…because there is still a climate emergency

The most compelling factor in considering whether to accelerate decarbonisation of construction: 

  • Not supply-chain readiness
  • Not availability of data
  • Not consistency of methodology
  • Not even the economic benefit of creating an industry carbon assessors.

…but that there is still a climate emergency[1], triggered by emissions of carbon dioxide into the atmosphere, and that the construction industry is a major contributor to these emissions[2]. 

At a recent event on embodied carbon in new-build that I was facilitating, it was a breath of fresh air to hear this reason voiced. 

We don’t need a perfect, economically viable method to reduce carbon when the downside to not taking action is so great. 

1] UNEP. The Climate Emergency. https://www.unep.org/climate-emergency. Accessed 13 Nov. 2025.

2] RICS. Sustainability Report 2025. 2025, https://www.rics.org/content/dam/ricsglobal/documents/reports/Sustainability-report-2025.pdf.

Just build less

More and more people are asking: how do we move from sustainable design to regenerative design?

In these conversations, we often talk about system change. We talk about strengthening the connection between designers and the origins of their materials. We discuss unlocking symbiotic loops in material supply and enabling designs that best serve the local ecosystem. All of these changes are essential—and they’ll take years, even decades, to fully implement.

But these conversations can be a distraction from a much more pressing, if uncomfortable thing we can do to shift our industry towards more regenerative ways of working. Given the massive contribution that construction makes to greenhouse emissions and the massive impact it has an habitat destruction, it is simply this. 

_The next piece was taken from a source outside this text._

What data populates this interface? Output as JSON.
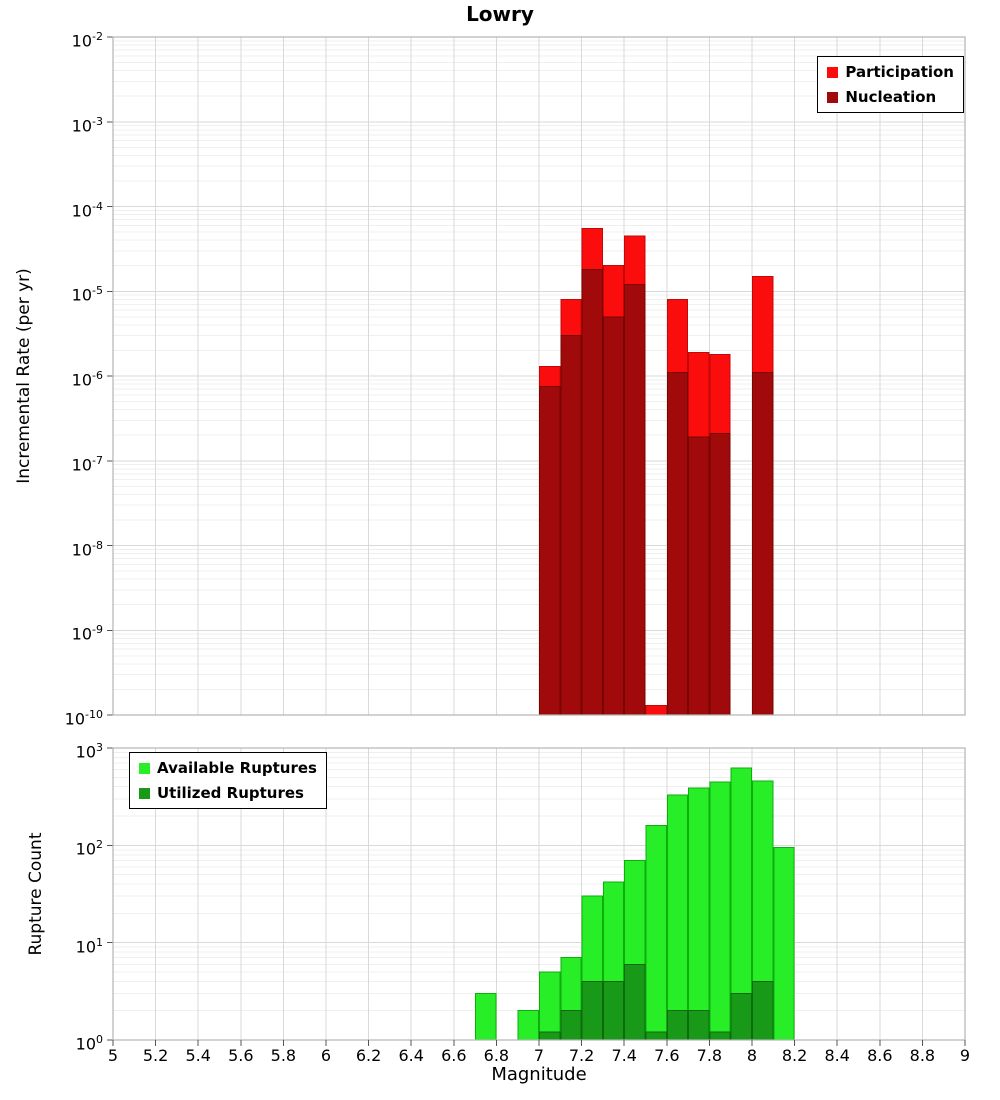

We must build much less stuff. 

Build less is writ large in the IStructE’s Hierarchy for Net-Zero Design. And while this hierarchy focuses on carbon, given the impact that material extraction has on habitat loss, there is a strong case that building less will significantly reduce our impact on ecosystems too.

Of course, there will be things we need, structures we can’t do without. But once we set the intention to build less, we can redirect our creativity as designers toward adapting and thriving with what we already have.

We’ll still need to build some—but we can, and must, build much less.